You can also create custom erasure coding modes by specifying the number of data fragments and parity fragments used for recovery.

The 1+0, 1+1, 1+2, and 3+1 encoding modes are meant for small clusters that have insufficient nodes for other erasure coding modes but will grow in the future. As a redundancy type cannot be changed once chosen (from replication to erasure coding or vice versa), this mode allows you to choose erasure coding even if your cluster is smaller than recommended. Once the cluster has grown, more beneficial redundancy modes can be chosen.

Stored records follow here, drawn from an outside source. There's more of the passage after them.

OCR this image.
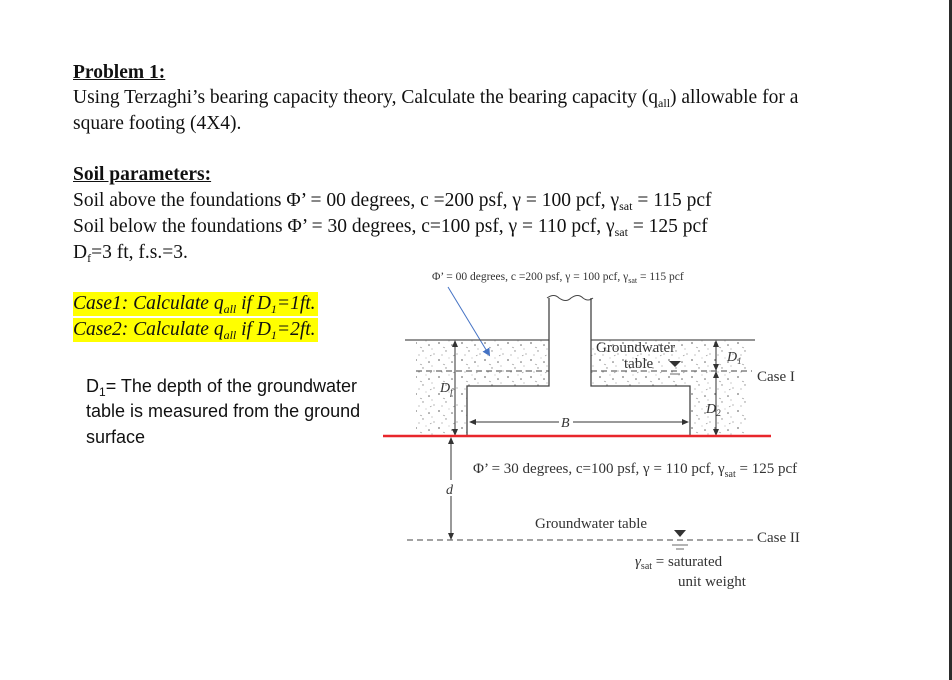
Problem 1:
Using Terzaghi’s bearing capacity theory, Calculate the bearing capacity $(q_{all})$ allowable for a
square footing (4X4).
Soil parameters:
Soil above the foundations Φ’ = 00 degrees, c =200 psf, γ = 100 pcf, $\gamma_{sat} = 115$ pcf
Soil below the foundations Φ’ = 30 degrees, c=100 psf, γ = 110 pcf, $\gamma_{sat} = 125$ pcf
$D_f=3$ ft, f.s.=3.
Case1: Calculate $q_{all}$ if $D_1=1ft$.
Case2: Calculate $q_{all}$ if $D_1=2ft$.
$D_1=$ The depth of the groundwater
table is measured from the ground
surface
Φ’ = 00 degrees, c =200 psf, γ = 100 pcf, $\gamma_{sat} = 115$ pcf
Groundwater
table
Case I
$D_f$
$D_1$
$D_2$
B
Φ’ = 30 degrees, c=100 psf, γ = 110 pcf, $\gamma_{sat} = 125$ pcf
d
Groundwater table
Case II
$\gamma_{sat}$ = saturated
unit weight
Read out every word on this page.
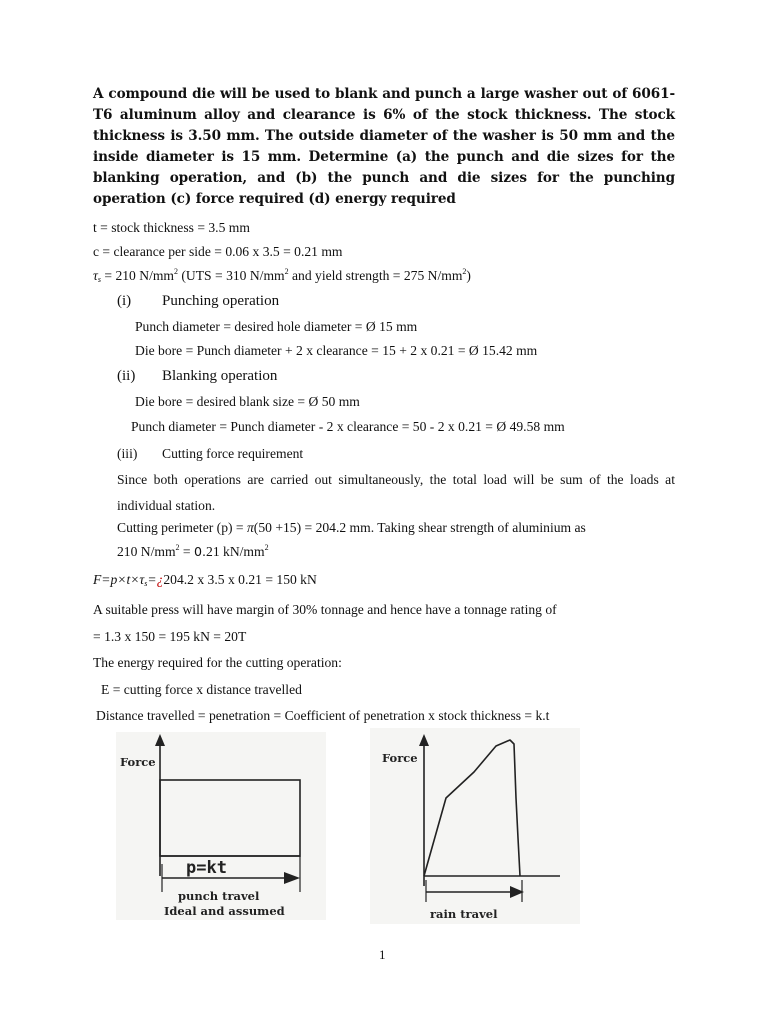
A compound die will be used to blank and punch a large washer out of 6061-T6 aluminum alloy and clearance is 6% of the stock thickness. The stock thickness is 3.50 mm. The outside diameter of the washer is 50 mm and the inside diameter is 15 mm. Determine (a) the punch and die sizes for the blanking operation, and (b) the punch and die sizes for the punching operation (c) force required (d) energy required
t = stock thickness = 3.5 mm
c = clearance per side = 0.06 x 3.5 = 0.21 mm
$\tau_s = 210$ $N/mm^2$ (UTS = 310 $N/mm^2$ and yield strength = 275 $N/mm^2$)
(i) Punching operation
Punch diameter = desired hole diameter = Ø 15 mm
Die bore = Punch diameter + 2 x clearance = 15 + 2 x 0.21 = Ø 15.42 mm
(ii) Blanking operation
Die bore = desired blank size = Ø 50 mm
Punch diameter = Punch diameter - 2 x clearance = 50 - 2 x 0.21 = Ø 49.58 mm
(iii) Cutting force requirement
Since both operations are carried out simultaneously, the total load will be sum of the loads at individual station.
Cutting perimeter (p) = π(50 +15) = 204.2 mm. Taking shear strength of aluminium as
210 $N/mm^2 = 0.21$ $kN/mm^2$
$F=p\times t\times\tau_s=¿204.2$ x 3.5 x 0.21 = 150 kN
A suitable press will have margin of 30% tonnage and hence have a tonnage rating of
= 1.3 x 150 = 195 kN = 20T
The energy required for the cutting operation:
E = cutting force x distance travelled
Distance travelled = penetration = Coefficient of penetration x stock thickness = k.t
Force
p=kt
punch travel
Ideal and assumed
Force
rain travel
1
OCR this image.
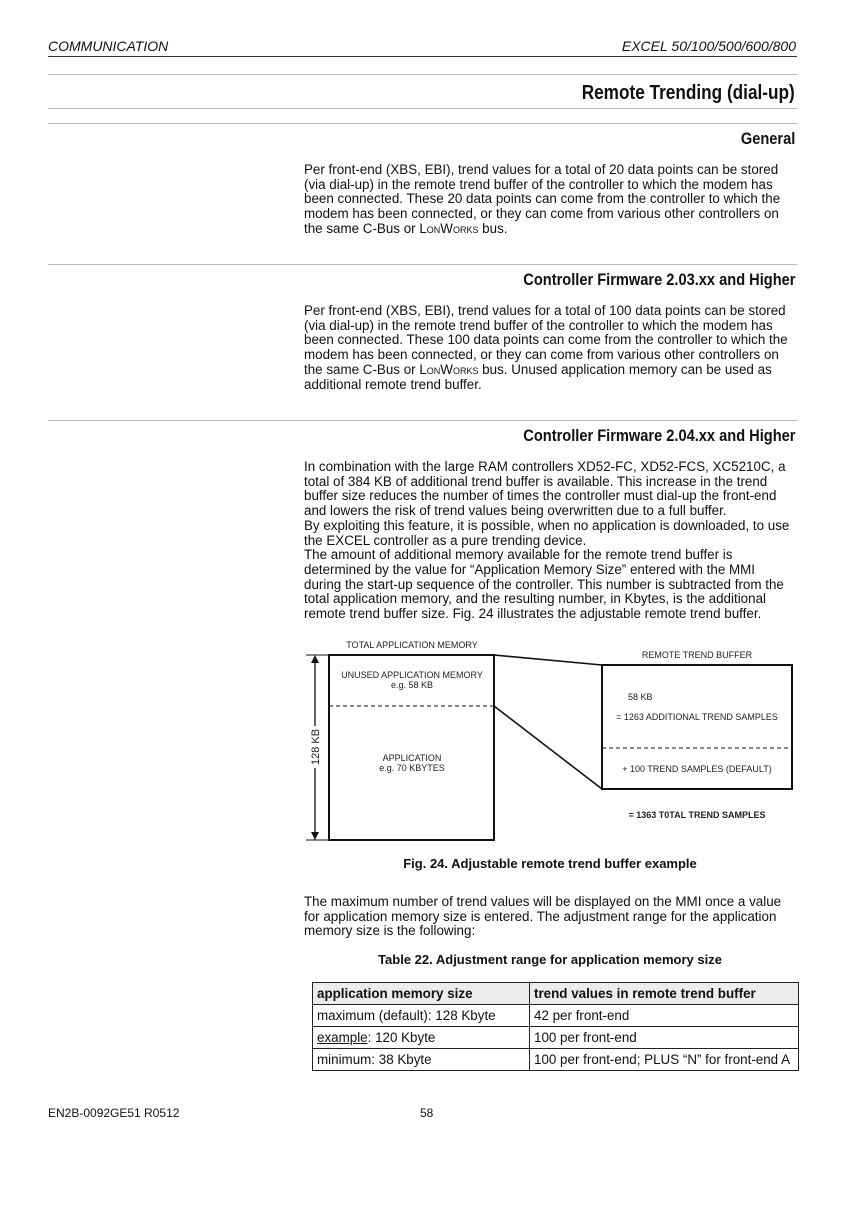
COMMUNICATION	EXCEL 50/100/500/600/800
Remote Trending (dial-up)
General

Per front-end (XBS, EBI), trend values for a total of 20 data points can be stored (via dial-up) in the remote trend buffer of the controller to which the modem has been connected. These 20 data points can come from the controller to which the modem has been connected, or they can come from various other controllers on the same C-Bus or LonWorks bus.

Controller Firmware 2.03.xx and Higher

Per front-end (XBS, EBI), trend values for a total of 100 data points can be stored (via dial-up) in the remote trend buffer of the controller to which the modem has been connected. These 100 data points can come from the controller to which the modem has been connected, or they can come from various other controllers on the same C-Bus or LonWorks bus. Unused application memory can be used as additional remote trend buffer.

Controller Firmware 2.04.xx and Higher

In combination with the large RAM controllers XD52-FC, XD52-FCS, XC5210C, a total of 384 KB of additional trend buffer is available. This increase in the trend buffer size reduces the number of times the controller must dial-up the front-end and lowers the risk of trend values being overwritten due to a full buffer.

By exploiting this feature, it is possible, when no application is downloaded, to use the EXCEL controller as a pure trending device.

The amount of additional memory available for the remote trend buffer is determined by the value for “Application Memory Size” entered with the MMI during the start-up sequence of the controller. This number is subtracted from the total application memory, and the resulting number, in Kbytes, is the additional remote trend buffer size. Fig. 24 illustrates the adjustable remote trend buffer.

TOTAL APPLICATION MEMORY
UNUSED APPLICATION MEMORY
e.g. 58 KB
APPLICATION
e.g. 70 KBYTES
128 KB
REMOTE TREND BUFFER
58 KB
= 1263 ADDITIONAL TREND SAMPLES
+ 100 TREND SAMPLES (DEFAULT)
= 1363 T0TAL TREND SAMPLES
Fig. 24. Adjustable remote trend buffer example

The maximum number of trend values will be displayed on the MMI once a value for application memory size is entered. The adjustment range for the application memory size is the following:

Table 22. Adjustment range for application memory size
application memory size	trend values in remote trend buffer
maximum (default): 128 Kbyte	42 per front-end
example: 120 Kbyte	100 per front-end
minimum: 38 Kbyte	100 per front-end; PLUS “N” for front-end A
EN2B-0092GE51 R0512	58
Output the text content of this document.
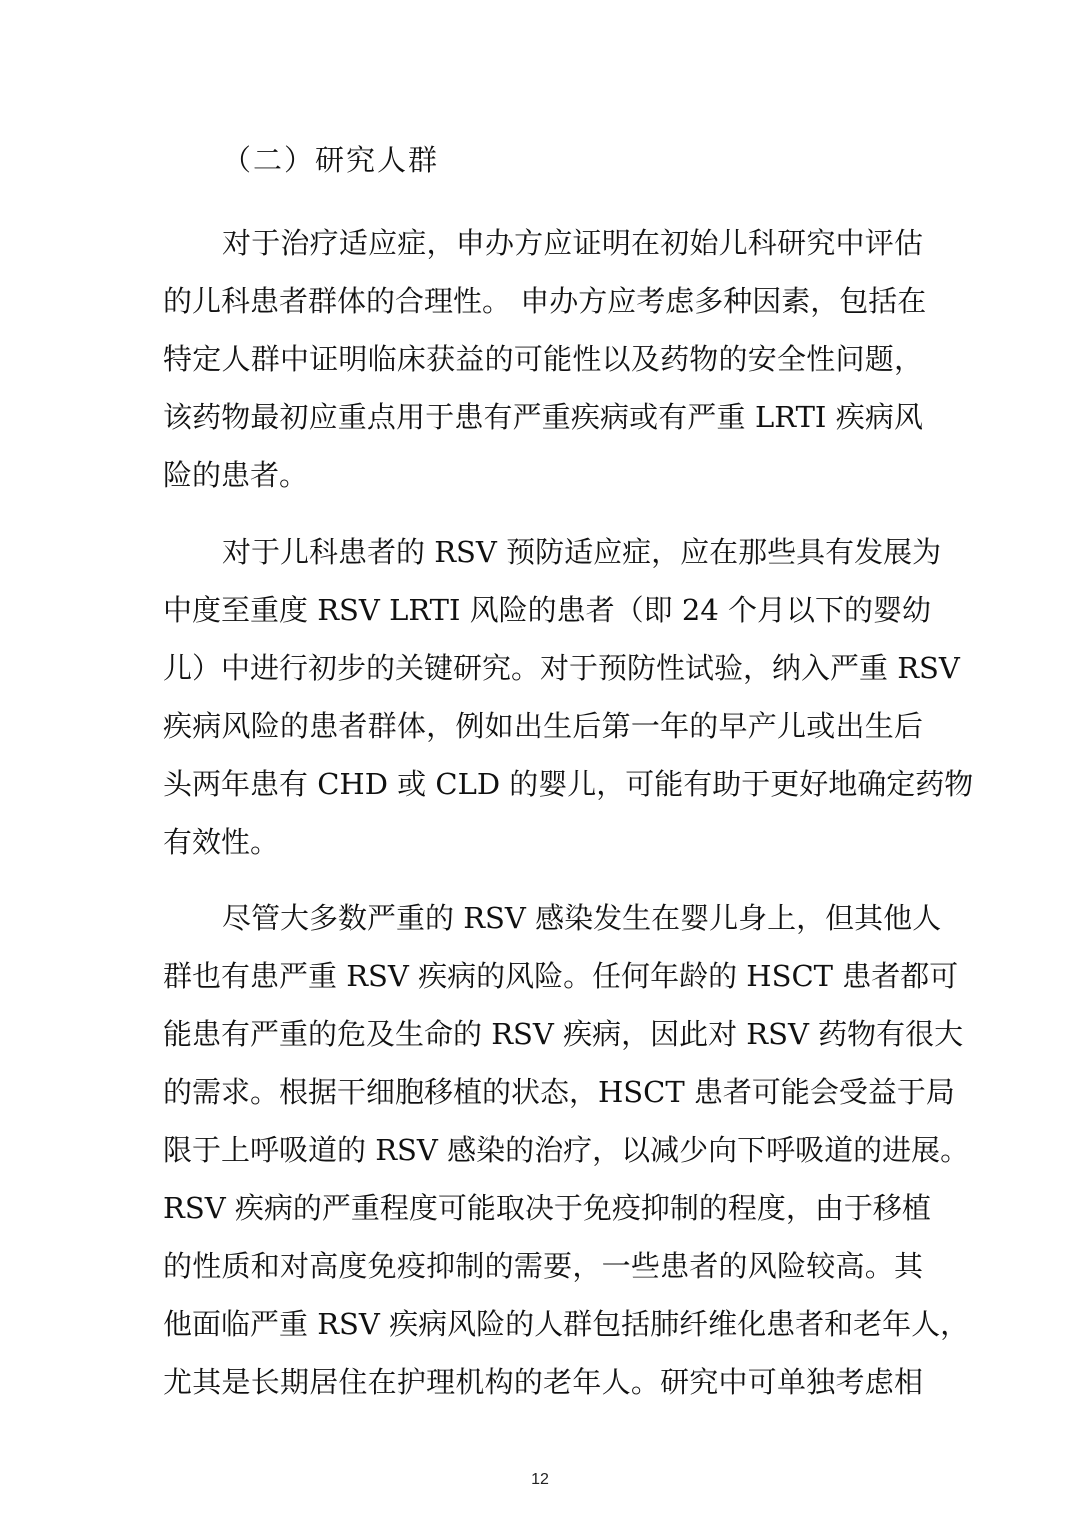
（二）研究人群
对于治疗适应症，申办方应证明在初始儿科研究中评估
的儿科患者群体的合理性。 申办方应考虑多种因素，包括在
特定人群中证明临床获益的可能性以及药物的安全性问题，
该药物最初应重点用于患有严重疾病或有严重 LRTI 疾病风
险的患者。
对于儿科患者的 RSV 预防适应症，应在那些具有发展为
中度至重度 RSV LRTI 风险的患者（即 24 个月以下的婴幼
儿）中进行初步的关键研究。对于预防性试验，纳入严重 RSV
疾病风险的患者群体，例如出生后第一年的早产儿或出生后
头两年患有 CHD 或 CLD 的婴儿，可能有助于更好地确定药物
有效性。
尽管大多数严重的 RSV 感染发生在婴儿身上，但其他人
群也有患严重 RSV 疾病的风险。任何年龄的 HSCT 患者都可
能患有严重的危及生命的 RSV 疾病，因此对 RSV 药物有很大
的需求。根据干细胞移植的状态，HSCT 患者可能会受益于局
限于上呼吸道的 RSV 感染的治疗，以减少向下呼吸道的进展。
RSV 疾病的严重程度可能取决于免疫抑制的程度，由于移植
的性质和对高度免疫抑制的需要，一些患者的风险较高。其
他面临严重 RSV 疾病风险的人群包括肺纤维化患者和老年人，
尤其是长期居住在护理机构的老年人。研究中可单独考虑相
12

Cluster behavior during failures

By default, all encoding modes, except 1+0 and M+1, allow write operations when one failure domain (for example, a storage node or disk) is inaccessible. The cluster starts working in the read-only mode with disabled write operations in the following cases:

  • When redundancy is 1 (M+1 encoding mode) and one failure domain is inaccessible.
  • When redundancy is 2 (M+2 encoding mode) and two failure domains are inaccessible.

If the number of unavailable failure domains is higher than the redundancy factor, then data becomes unavailable even for reading and there is a high risk of data loss. Therefore, for production, it is strongly recommended to use redundancy modes with the redundancy factor 2 or 3, such as encoding M+2, encoding M+3, and 3 replicas.